Our next “private” adventure took us to the home of Lord William Northrop Macmillan, an adventurer and American citizen who was so successful in Kenya that he was knighted, in spite of being American. Born in Scotland and brought up in St. Louis, Missouri, Macmillan was one of three or four settlers (like Lord Delamere and Lord Egerton) who were influential in bringing agricultural science to Kenya, establishing agriculture as one of the country’s major economies (if not the major economy).
I had wanted to visit the house ever since I first visited the near-by Ol Donyo Sabuk National Park. I had heard about the Macmillan home, and somehow (don’t ask how) got the idea that it would be something like Egerton Castle, full of romantic stories and fascinating colonial lore.
That was not the be the case. It is a spacious, grand edifice from the period (Lord Macmillan’s dates are 1872-1925), but it had obviously fallen into a great state of disrepair. So when we arrived, after an adventurous journey from the Thika area, trying to locate the place and seeing all sorts of interesting scenery along the way, we discovered that the house and lands now belonged to the Kenya government and would eventually be a tourist site and house museum. Unfortunately, the work is progressing very slowly, and the gate and the wall barred out entry.
Once again, thanks to the splendid skills of supreme negotiator Charles, the supervisor for the project was brought to the gate and we were able to go in, with the supervisor himself guiding us for our visit.
And what a tour it was!
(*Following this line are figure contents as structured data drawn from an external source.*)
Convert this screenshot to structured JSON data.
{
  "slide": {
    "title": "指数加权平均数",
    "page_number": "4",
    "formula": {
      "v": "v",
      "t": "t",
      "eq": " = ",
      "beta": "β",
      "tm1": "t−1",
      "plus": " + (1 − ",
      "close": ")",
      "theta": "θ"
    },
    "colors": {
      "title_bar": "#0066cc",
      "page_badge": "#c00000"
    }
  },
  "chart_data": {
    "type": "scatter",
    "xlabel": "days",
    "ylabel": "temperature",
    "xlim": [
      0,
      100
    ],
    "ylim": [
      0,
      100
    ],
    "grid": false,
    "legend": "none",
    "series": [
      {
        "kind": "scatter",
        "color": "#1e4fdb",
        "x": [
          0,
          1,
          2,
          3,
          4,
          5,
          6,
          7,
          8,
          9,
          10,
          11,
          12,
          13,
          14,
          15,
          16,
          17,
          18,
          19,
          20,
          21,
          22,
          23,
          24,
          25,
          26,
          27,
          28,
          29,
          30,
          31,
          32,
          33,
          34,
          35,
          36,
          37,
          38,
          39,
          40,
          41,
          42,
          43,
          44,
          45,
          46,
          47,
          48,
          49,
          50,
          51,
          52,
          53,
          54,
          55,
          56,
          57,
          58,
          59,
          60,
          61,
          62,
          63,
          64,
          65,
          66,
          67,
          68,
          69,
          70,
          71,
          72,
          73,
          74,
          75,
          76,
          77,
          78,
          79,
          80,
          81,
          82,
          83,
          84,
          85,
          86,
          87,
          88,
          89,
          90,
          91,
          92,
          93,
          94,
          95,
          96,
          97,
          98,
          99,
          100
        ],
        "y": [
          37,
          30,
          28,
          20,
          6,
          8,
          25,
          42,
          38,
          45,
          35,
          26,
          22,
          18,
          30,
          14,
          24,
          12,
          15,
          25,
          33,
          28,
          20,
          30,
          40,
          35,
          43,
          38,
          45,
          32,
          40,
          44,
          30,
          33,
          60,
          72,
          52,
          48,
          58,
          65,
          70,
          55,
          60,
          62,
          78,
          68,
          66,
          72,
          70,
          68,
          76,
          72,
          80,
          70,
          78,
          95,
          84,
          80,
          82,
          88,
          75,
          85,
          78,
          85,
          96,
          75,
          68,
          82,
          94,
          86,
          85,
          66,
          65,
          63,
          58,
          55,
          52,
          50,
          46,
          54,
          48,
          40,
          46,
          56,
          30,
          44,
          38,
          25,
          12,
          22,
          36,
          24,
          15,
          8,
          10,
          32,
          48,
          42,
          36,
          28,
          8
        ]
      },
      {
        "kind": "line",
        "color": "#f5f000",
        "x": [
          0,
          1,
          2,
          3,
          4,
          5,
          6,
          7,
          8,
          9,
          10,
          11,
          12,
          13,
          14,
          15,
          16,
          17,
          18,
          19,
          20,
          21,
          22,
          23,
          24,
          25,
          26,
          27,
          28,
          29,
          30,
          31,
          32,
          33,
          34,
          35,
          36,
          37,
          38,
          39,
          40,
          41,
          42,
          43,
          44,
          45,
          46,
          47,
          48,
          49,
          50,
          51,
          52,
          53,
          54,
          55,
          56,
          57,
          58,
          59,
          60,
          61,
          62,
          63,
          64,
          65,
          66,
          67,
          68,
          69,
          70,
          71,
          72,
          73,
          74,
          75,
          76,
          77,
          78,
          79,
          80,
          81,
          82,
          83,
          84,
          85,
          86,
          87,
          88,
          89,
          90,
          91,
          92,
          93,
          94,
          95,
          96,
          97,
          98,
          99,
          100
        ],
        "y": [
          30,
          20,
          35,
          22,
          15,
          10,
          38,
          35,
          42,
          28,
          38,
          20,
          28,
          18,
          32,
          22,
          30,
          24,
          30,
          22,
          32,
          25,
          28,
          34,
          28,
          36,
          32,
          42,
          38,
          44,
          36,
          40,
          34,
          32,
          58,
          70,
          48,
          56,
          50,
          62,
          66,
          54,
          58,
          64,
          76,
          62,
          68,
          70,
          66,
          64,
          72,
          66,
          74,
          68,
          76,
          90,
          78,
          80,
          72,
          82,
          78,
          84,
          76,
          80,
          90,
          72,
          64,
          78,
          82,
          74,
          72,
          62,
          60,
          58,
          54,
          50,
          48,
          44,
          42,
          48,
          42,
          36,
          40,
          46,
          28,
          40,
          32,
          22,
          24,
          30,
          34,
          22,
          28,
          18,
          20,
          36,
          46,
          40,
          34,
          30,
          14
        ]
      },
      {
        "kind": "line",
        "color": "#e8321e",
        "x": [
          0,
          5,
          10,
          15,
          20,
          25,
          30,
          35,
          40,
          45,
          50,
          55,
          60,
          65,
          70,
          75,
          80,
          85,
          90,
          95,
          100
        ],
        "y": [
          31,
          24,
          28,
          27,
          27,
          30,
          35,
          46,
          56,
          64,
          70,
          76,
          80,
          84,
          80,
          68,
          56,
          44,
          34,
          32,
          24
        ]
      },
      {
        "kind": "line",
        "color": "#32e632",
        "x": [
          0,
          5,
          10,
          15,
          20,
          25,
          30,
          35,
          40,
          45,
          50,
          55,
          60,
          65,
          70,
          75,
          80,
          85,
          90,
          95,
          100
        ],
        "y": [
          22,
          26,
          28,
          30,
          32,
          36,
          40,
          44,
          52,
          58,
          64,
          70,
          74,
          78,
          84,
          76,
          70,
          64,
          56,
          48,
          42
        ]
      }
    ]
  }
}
Lord Macmillan had arrived about 1901 or so, planning to spend his time in big-game hunting (and enjoying it to such an extent that ten years later U.S. President Theodore Roosevelt came to join him in some of his expeditions). He also, as I’ve noted, got very involved in the agricultural pursuits then being put forward but his success was – to put it mildly from some of what I’ve been told – extremely limited. In fact, Lord Macmillan is remembered as something of a dreamer and one who engaged in any number of unsuccessful initiatives but he is nevertheless remembered fondly in the area.
And the man himself. Apparently Lord Macmillan was a man of considerable girth (one commentator told us he weighed over 400 pounds!), and you hear about that often when Lord Macmillan’s name comes up, with the story even following him into the grave. It’s told that when he died, having expressed the desire to be buried at the summit of Ol Donyo Sabuk, the tractor pulling the coffin up the mountain couldn’t make it. So Lord Macmillan is buried – along with his wife and one of the servants – about half-way up the mountain (see my earlier post about Ol Donyo Sabuk, with more photos, including the gravesite).
As for the house, of course it is still undergoing serious re-construction (go here to see the photos of our visit) but even in this state, it was worth the journey, especially being able to experience the curious lack of sophistication in finding ourselves in a not-tourist-ready situation. The supervisor who showed us about was full of interesting stories, and while we were at the place, we discovered that the home had been the location of a prisoner-of-war camp during World War II (as were apparently other sites in Kenya – see below). There is a memorial plaque honoring the Italian nobleman who was in charge of the camp (I couldn’t quite figure out whether he was one of the prisoners or an Italian nobleman working for the Allies), and we were told about (but didn’t attempt to enter) tunnels lead from the house to the outbuildings, to permit safe escape for the officers if necessary.
The house is beautifully situated, and as the re-construction and planning operations progress, we are told that not only will the fields facing the house be converted into a grand parking lot for all the visitors, there will be a cable car going back and forth to the summit of Ol Donyo Sabuk, so that the treacherous drive (which Charles and Nerisa and I can attest to, from our visit up the mountain) can be avoided.
It will be fun to return when all the plans have materialized (but I’m afraid I’m put in mind of Lord Macmillan’s own dreams and schemes – I just hope this time it all works).
Skepticism aside, the entire adventure at Lord Macmillan’s home was great fun, complemented with gorgeous viewings of the famous flame trees (a la The Flame Trees of Thika, the popular book by Elspeth Huxley and later film). They truly are exceptional, and while we had seen them in many different places in the Thika area, their arrangement at the Macmillan House site was special, as I’ve tried to show in the photographs.
And one more thought, totally unrelated (except in connection with Italian prisoners-of-war kept in Kenya during World War II): Over in another part of Kenya, on the mountain road between Nairobi and Nakuru, there is a little jewel of a chapel. I passed it frequently while I lived in Kenya, and finally stopped recently to go inside, and there are a couple of photographs attached to this story of the prisoners at Lord Macmillan’s place. There’s no other connection, I think, but this is a good place to show the little chapel. Very sweet, seating only 12 people, and apparently a nice place for a little spiritual refreshment as travellers go up or come down the mountain road overlooking the Great Rift Valley.